Kwara community demands monarch’s 21 years’ pay, urges probe

Kwara State governor AbdulRazaq AbdulRahman

Traditional ruler of Jebba in Mooro Local Council of Kwara State, Abdulkadir Adebara, as well as his chiefs and subjects, has appealed to Governor AbdulRahman AbdulRazaq to pay his salary arrears of over two decades.


The community also urged the governor to rise to the administrative challenges of his office by investigating how the monarch’s files disappeared in the Ministry of Local Government and Chieftaincy Affairs.
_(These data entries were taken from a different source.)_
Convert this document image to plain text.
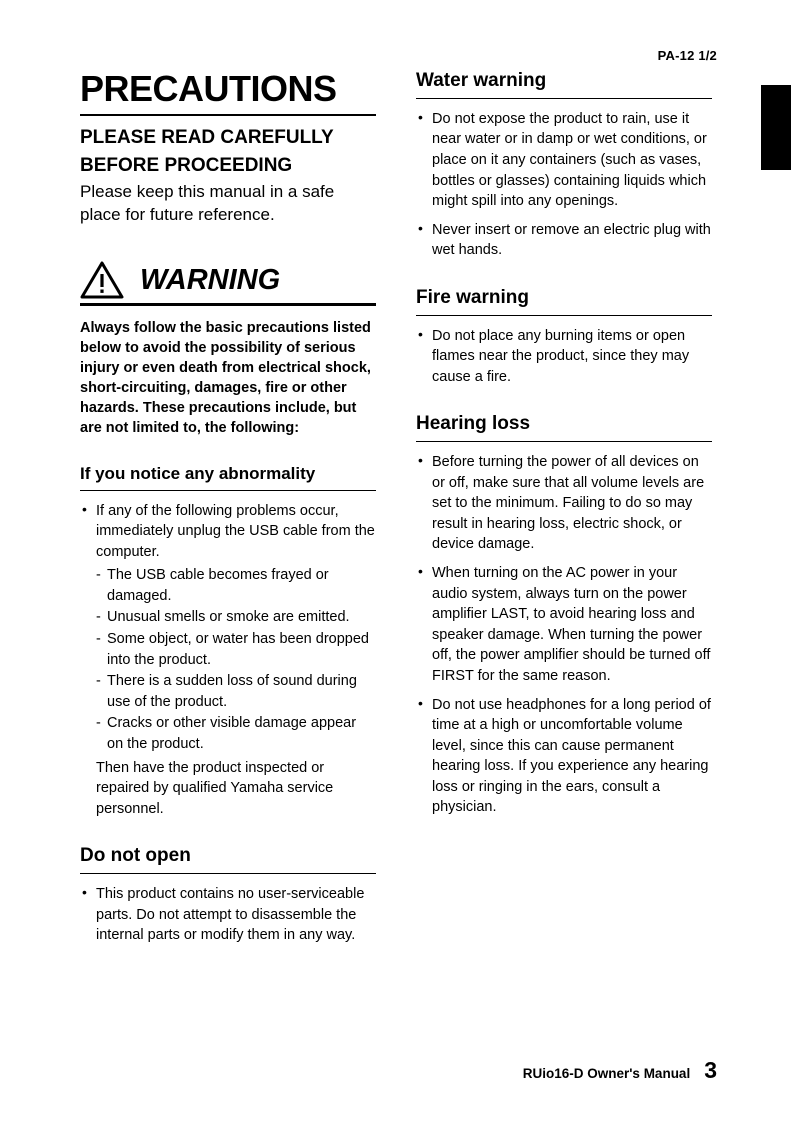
PA-12 1/2
PRECAUTIONS
PLEASE READ CAREFULLY
BEFORE PROCEEDING

Please keep this manual in a safe place for future reference.

WARNING

Always follow the basic precautions listed below to avoid the possibility of serious injury or even death from electrical shock, short-circuiting, damages, fire or other hazards. These precautions include, but are not limited to, the following:

If you notice any abnormality
• If any of the following problems occur, immediately unplug the USB cable from the computer.
- The USB cable becomes frayed or damaged.
- Unusual smells or smoke are emitted.
- Some object, or water has been dropped into the product.
- There is a sudden loss of sound during use of the product.
- Cracks or other visible damage appear on the product.

Then have the product inspected or repaired by qualified Yamaha service personnel.

Do not open
• This product contains no user-serviceable parts. Do not attempt to disassemble the internal parts or modify them in any way.
Water warning
• Do not expose the product to rain, use it near water or in damp or wet conditions, or place on it any containers (such as vases, bottles or glasses) containing liquids which might spill into any openings.
• Never insert or remove an electric plug with wet hands.
Fire warning
• Do not place any burning items or open flames near the product, since they may cause a fire.
Hearing loss
• Before turning the power of all devices on or off, make sure that all volume levels are set to the minimum. Failing to do so may result in hearing loss, electric shock, or device damage.
• When turning on the AC power in your audio system, always turn on the power amplifier LAST, to avoid hearing loss and speaker damage. When turning the power off, the power amplifier should be turned off FIRST for the same reason.
• Do not use headphones for a long period of time at a high or uncomfortable volume level, since this can cause permanent hearing loss. If you experience any hearing loss or ringing in the ears, consult a physician.
RUio16-D Owner's Manual 3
Specifically, the 101-year-old king told newsmen, in his palace, yesterday, that he had neither been paid salary nor emoluments accrued to his office since he became the Oba 21 years ago.

He urged AbdulRazaq to “do the needful for me by giving me all my salaries and due entitlements deprived me since I was rated by the late Mohammed Lawal.”

Also, the community chiefs, led by the Eesa of Jebbaland, Jaiyeola Omotosho, recalled that Adebara was appointed the Oba of Jebba, of third class status, on May 16, 2003 by the then Governor Lawal (of blessed memory).

Earlier in 1983, The Guardian gathered, the stool of the Oba of Jebba was graded third class by the late Governor Adamu Attah, but was withdrawn in 1984 by the military regime of Group Capt. Salaudeen Latinwo.

“We have strong reasons to believe that some officials of the Ministry of Local Government and Chieftaincy Affairs, in cahoots with one or two traditional rulers, are out to frustrate the payment of the accumulated salaries and allowances of our monarch,” the chiefs alleged.

They, however, wanted the governor to constitute separate traditional council for Moro Local Council and immediately upgrade the stool of Oba of Jebba to first class status in line with his contemporaries of 1983 such as Elese of Igbaja, Olosi of Osi, Olupako of Share, Etsu Tsaragi.